Olayı ekonomik savaşa dönüştürdü. Ekonomi ile kafaya taktığı ülkeyi bitiriyor yok ediyor.
Putin gibi Rus halkı tarafından yüceltilen o liderin sesi soluğu kesildi. Putin’e olan halk desteği halen devam ediyor. Ancak halk fakirleştikçe homurdanmaya başladı. Bir süre sonra Amerika yeni bir plana geçecektir. O plan da Putin’i kendi halkına devirttirme...
Putin gidene kadar Amerika, petrol silahını aktif olarak kullanacaktır. Ölümcül darbeye kadar o silah Putin’den çok Rus halkının canını yakacak.
Ya Türkiye?
Gelelim Türkiye’ye.
Art arda kazandığı seçimlerle kendisine “dünya lideri unvanı” verilen Erdoğan’ın Türkiye’sinde neler olacak? Amerika ve Avrupa ile son bir yıldır adeta kavga eden bir liderin ülkesinde de ekonomik silah kullanılırsa ne olur?
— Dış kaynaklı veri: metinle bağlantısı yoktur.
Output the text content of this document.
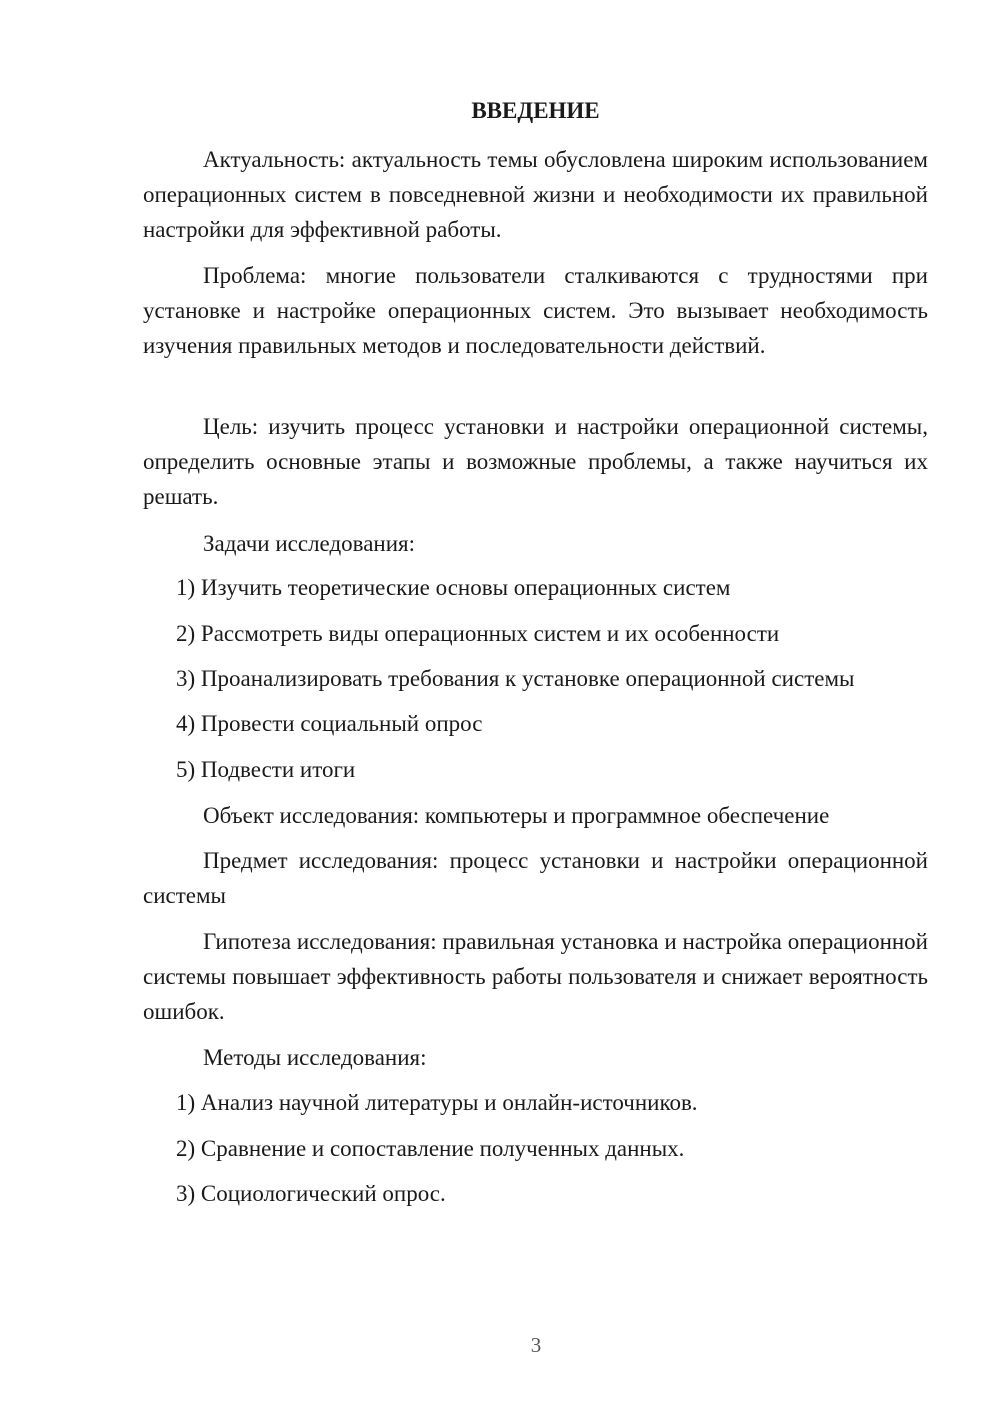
ВВЕДЕНИЕ

Актуальность: актуальность темы обусловлена широким использованием операционных систем в повседневной жизни и необходимости их правильной настройки для эффективной работы.

Проблема: многие пользователи сталкиваются с трудностями при установке и настройке операционных систем. Это вызывает необходимость изучения правильных методов и последовательности действий.

Цель: изучить процесс установки и настройки операционной системы, определить основные этапы и возможные проблемы, а также научиться их решать.

Задачи исследования:

1) Изучить теоретические основы операционных систем

2) Рассмотреть виды операционных систем и их особенности

3) Проанализировать требования к установке операционной системы

4) Провести социальный опрос

5) Подвести итоги

Объект исследования: компьютеры и программное обеспечение

Предмет исследования: процесс установки и настройки операционной системы

Гипотеза исследования: правильная установка и настройка операционной системы повышает эффективность работы пользователя и снижает вероятность ошибок.

Методы исследования:

1) Анализ научной литературы и онлайн-источников.

2) Сравнение и сопоставление полученных данных.

3) Социологический опрос.

3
Petrol fiyatlarındaki düşüş, cari açığımızı da düşürüyor diye adeta seviniyoruz. Ancak petrol fiyatlarındaki düşüş aynı zamanda Türkiye’nin ihracatını da bitiriyor. Çünkü Türkiye’nin ihracatı, Rusya gibi petrol ihracatı yapan ülkelere yönelikti. Avrupa zaten daralan pazar ile bırakın ithalatı, kendilerine don alacak dermanları yok. İran ve Irak yine aynı durumda. Suriye pazarı çoktan bitmiş durumda.
İç tüketim deseniz, borçsuz kimse yok. Borç, borçla dönüyor. 3 milyon insan, borcunu ödeyemediği için yasal takipte.
Bize karşı ekonomik silah kullanılırsa ne olur sorusuna gelince; bana göre Amerika’nın Türkiye için özel bir çaba harcamasına gerek yok. Zaten 70 milyonluk ülke her geçen gün biraz daha batıyor. Son açıklanan ekonomik veriler Türkiye’nin kendi ayağına kurşunu sıktığını gösteriyor. Kasım ayı sonu itibariyle kısa vadeli borç stoku 138 milyar dolar.
Türkiye Cumhuriyet Merkez Bankası’nın 28 Kasım 2014 tarihi itibariyle brüt döviz rezervi 133 milyar 442 milyon dolar.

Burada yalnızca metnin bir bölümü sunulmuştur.